Health is Wealth! It is no accident that the health SDG, Goal No. 3 (“Ensure healthy lives and promote well-being for all at all ages”), focuses not just on health but also on well-being,  building on the three separate health-related goals in the MDGs (4, 5 and 6). This is one of the clearest examples of how the ambitious Post-2015 development agenda focuses not just on quantity but quality. In doing so, it advances beyond the Millennium Development Goals (MDGs) agenda and reinforces the linkages between maternal mortality, child mortality, sanitation, HIV/AIDS and tuberculosis (TB) as well as hunger.

Negotiators were bold in addressing this goal. They brought back to the debate neglected topical diseases (target 3.3) and they also included new topics, such as (i) road traffic accidents (target 3.6); (ii) substance abuse (including narcotics and alcohol) (target 3.5); (iii) deaths and illnesses from hazardous chemicals and air, water and soil pollution and contamination (target 3.9); and (iv) tobacco (target 3.a). In some cases, air pollution’s effects on human health have had a greater impact on people’s life cycle than HIV and TB.  More critically, sexual and reproductive issues were also included and agreed upon, despite being a thorny issue. The pro-gender movements did a lot of successful advocacy work to maintain these parts on the SDG text. Therefore, in emphasizing these issues, along with health-care services and universal health coverage, SDG 3 takes a bold step forward in looking at both individual and state responsibilities as well as the role of industry and the private sector. As with all other Goals, sharp attention must be given to the deep disparities that exist in terms of achieving health goals and targets.  Attention not only to quick fixes that can be achieved with top –down solutions as necessary as these are – but also to systemic issues that require institutional and cultural adjustments to ensure that everyone, regardless of race, caste, religion, location, gender has access to quality health.

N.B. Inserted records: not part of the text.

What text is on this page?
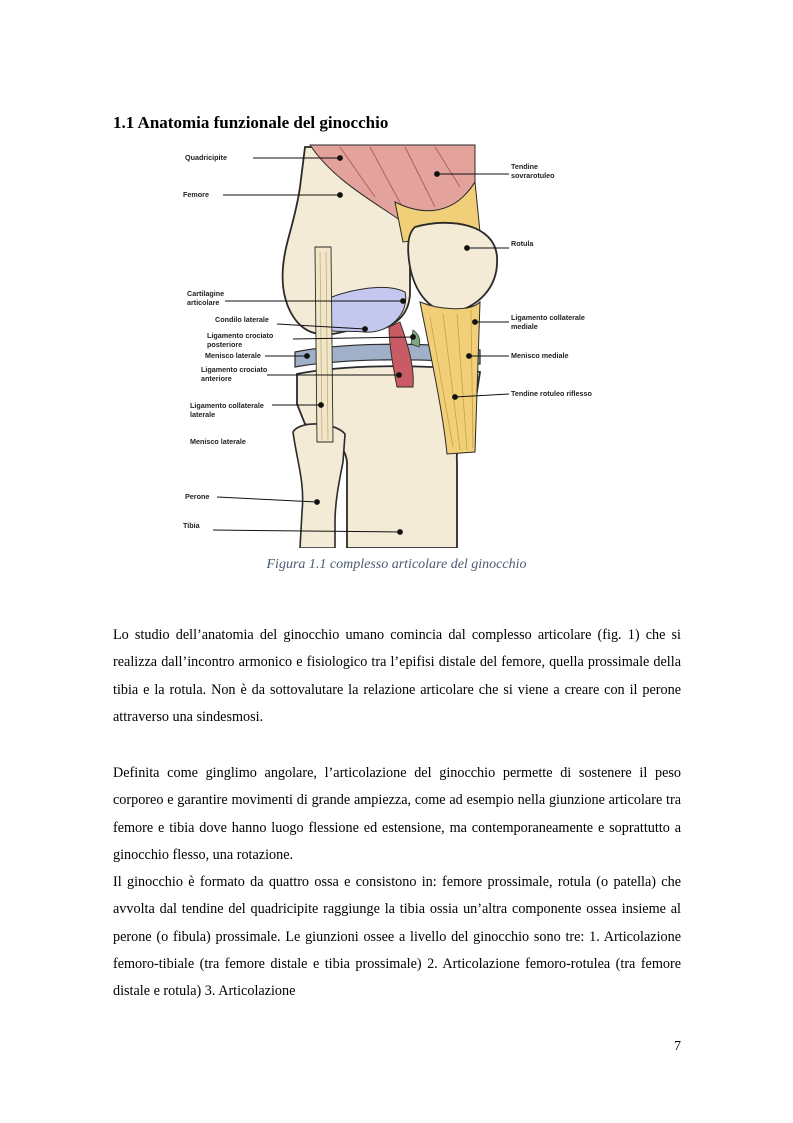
1.1 Anatomia funzionale del ginocchio
Quadricipite
Femore
Cartilagine
articolare
Condilo laterale
Ligamento crociato
posteriore
Menisco laterale
Ligamento crociato
anteriore
Ligamento collaterale
laterale
Menisco laterale
Perone
Tibia
Tendine
sovrarotuleo
Rotula
Ligamento collaterale
mediale
Menisco mediale
Tendine rotuleo riflesso
Figura 1.1 complesso articolare del ginocchio

Lo studio dell’anatomia del ginocchio umano comincia dal complesso articolare (fig. 1) che si realizza dall’incontro armonico e fisiologico tra l’epifisi distale del femore, quella prossimale della tibia e la rotula. Non è da sottovalutare la relazione articolare che si viene a creare con il perone attraverso una sindesmosi.

Definita come ginglimo angolare, l’articolazione del ginocchio permette di sostenere il peso corporeo e garantire movimenti di grande ampiezza, come ad esempio nella giunzione articolare tra femore e tibia dove hanno luogo flessione ed estensione, ma contemporaneamente e soprattutto a ginocchio flesso, una rotazione.

Il ginocchio è formato da quattro ossa e consistono in: femore prossimale, rotula (o patella) che avvolta dal tendine del quadricipite raggiunge la tibia ossia un’altra componente ossea insieme al perone (o fibula) prossimale. Le giunzioni ossee a livello del ginocchio sono tre: 1. Articolazione femoro-tibiale (tra femore distale e tibia prossimale) 2. Articolazione femoro-rotulea (tra femore distale e rotula) 3. Articolazione

7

Facts and challenges – 2015 is the time to address the following issues:

  • Despite tremendous progress, malaria remains an acute public health problem in many regions. In 2015 alone, there were an estimated 214 million new cases of malaria, and approximately 438 000 people died of this preventable and treatable disease. About 3.2 billion people – almost half of the world’s population – are at risk of malaria[2].
  • Too many children still die needlessly, most of them from causes that are both treatable and preventable. In 2012, 6.6 million children died before reaching their fifth birthday, and the interventions needed to save these children are mostly known. Many of the solutions, such as vaccines, antibiotics or micronutrient supplementation, are high-impact and low-cost[3].
  • Alcohol impacts people and societies. In 2012, about 3.3 million deaths, or 5.9 % of all global deaths, were attributable to alcohol consumption and harmful use of alcohol resulting in a significant health, social and economic burden on society at large[4].
  • In 2012, 125 million people are at risk from toxic pollution in 49 low- and middle-income countries and revised upwards to 200 million in 2013. There are more than 3000 toxic sites[5]. Environmental pollution is also a significant factor for child mortality.

The Health MDGs managed to gain a lot of support from several groups and government, and created a coalition that contributed significantly to this bold SDG Agenda. But we still need to move forward: The interlinked agenda of the SDGs will be able to deliver more by allowing health benefit from several of the other goals. Those are food security and improved nutrition (SDG 2); education (SDG 4); water and sanitation for all (SDG 6); economic growth and decent work (SDG 8); resilient infrastructure and innovation (SDG 9) and safe and sustainable cities (SDG 11). Of course, other correlations are possible. This list is merely to inspire readers to get to know the other SDGs at

A last example: If our children are unhealthy, educational results will falter and in turn affect the labour market, entrepreneurship and innovation. Education, health and opportunity go hand in hand. This is why health is the basis for all other development efforts!